The invention relates to a driver circuit for a matrix display panel. The invention also relates to a display apparatus comprising a matrix display panel.
U.S. Pat. No. 4,896,149 discloses a matrix display panel having a display surface comprising a pattern formed by a rectangular planar array of nominally identical display elements which are mutually spaced apart. Each display element in the array represents the overlapping portions of column or data electrodes arranged in vertical columns, and narrow channels arranged in horizontal rows. The data electrodes are deposited on a major surface of a first electrically non-conductive, optically transparent substrate, and the channels are inscribed in a major surface of a second electrically non-conductive, optically transparent substrate. Each channel is filled with an ionizable gas. Electro-optic material (for example, a nematic liquid crystal) and a thin layer of dielectric material are sandwiched between the two substrates. The dielectric layer functions as a barrier between the ionizable gas and the layer of liquid crystal material. Each display element can be modeled as a capacitor whose top plate represents one of the data electrodes and whose bottom plate represents the free surface of the layer of dielectric material. Each channel comprises a parallel arrangement of a reference electrode and a row electrode. The reference electrodes are connected to a common electric reference potential.

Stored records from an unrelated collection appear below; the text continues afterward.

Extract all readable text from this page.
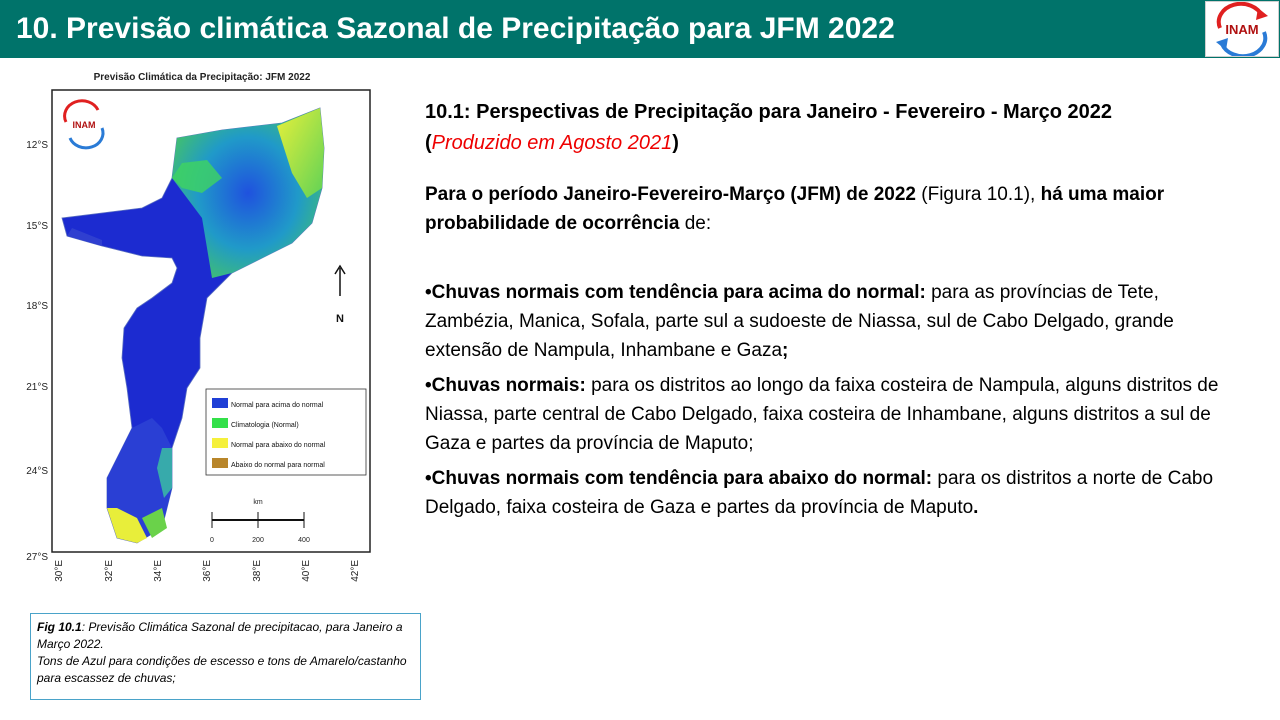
10. Previsão climática Sazonal de Precipitação para JFM 2022	INAM
Previsão Climática da Precipitação: JFM 2022
INAM
12°S
15°S
18°S
21°S
24°S
27°S
30°E	32°E	34°E	36°E	38°E	40°E	42°E
N
Normal para acima do normal
Climatologia (Normal)
Normal para abaixo do normal
Abaixo do normal para normal
km
0	200	400
Fig 10.1: Previsão Climática Sazonal de precipitacao, para Janeiro a Março 2022.
Tons de Azul para condições de escesso e tons de Amarelo/castanho para escassez de chuvas;
10.1: Perspectivas de Precipitação para Janeiro - Fevereiro - Março 2022
(Produzido em Agosto 2021)
Para o período Janeiro-Fevereiro-Março (JFM) de 2022 (Figura 10.1), há uma maior probabilidade de ocorrência de:
•Chuvas normais com tendência para acima do normal: para as províncias de Tete, Zambézia, Manica, Sofala, parte sul a sudoeste de Niassa, sul de Cabo Delgado, grande extensão de Nampula, Inhambane e Gaza;
•Chuvas normais: para os distritos ao longo da faixa costeira de Nampula, alguns distritos de Niassa, parte central de Cabo Delgado, faixa costeira de Inhambane, alguns distritos a sul de Gaza e partes da província de Maputo;
•Chuvas normais com tendência para abaixo do normal: para os distritos a norte de Cabo Delgado, faixa costeira de Gaza e partes da província de Maputo.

A data driver supplies data signals via output amplifiers as data voltages in parallel with the data electrodes. When a data strobe or select driver supplies a select pulse with sufficient amplitude to the row or select electrode, the gas in the channel assumes an ionized state and becomes conductive (plasma). In this way, a row of display elements associated with this channel is selected. This means that the capacitors are charged with the data voltages. Upon completion of the storage of the data signals, the select driver terminates the voltage pulse and the plasma starts extinguishing. When the plasma has been extinguished, the capacitors are disconnected as the free surface of the layer of dielectric material is floating again. The charge on the capacitors will be stored until the plasma in the channel becomes conductive again. The select electrodes are selected one by one until the entire display surface is completely addressed to store and display an image field of data.
The timing involved in storing a line of data in a row of display elements is explained in the following description. First, the plasma has to be formed after the select electrode receives a select pulse. The plasma formation time may be partly eliminated as a factor in the timing by initiating the select pulse in advance during a preceding line. The data voltages must be present before the plasma starts decaying too much. The data setup time represents the time during which the data driver slews between the data values of two adjacent lines of data. Next, it takes some time for a display element to acquire the presented data voltage. This data capture time depends on the mobility of the plasma ions. The plasma decay time represents the time during which the plasma in the channel returns to a de-ionized state upon removal of the select pulse. The conductivity of the plasma has to decrease to such a value that the crosstalk is sufficiently low when the subsequent data signals are presented to the next row of display elements. The time required to address a row of display elements equals at least the sum of the data setup time, the data capture time, and the plasma decay time.
If high-resolution display information with a high line frequency has to be displayed on such a plasma-addressed liquid crystal (PALC) display, the data setup time, the data capture time, and the plasma decay time have to be minimized. In a practical situation, wherein a line of data has to be stored in 12 μs, a data setup time of 1 to 2 μs is required. Known data drivers show a high dissipation to allow such a short data setup time.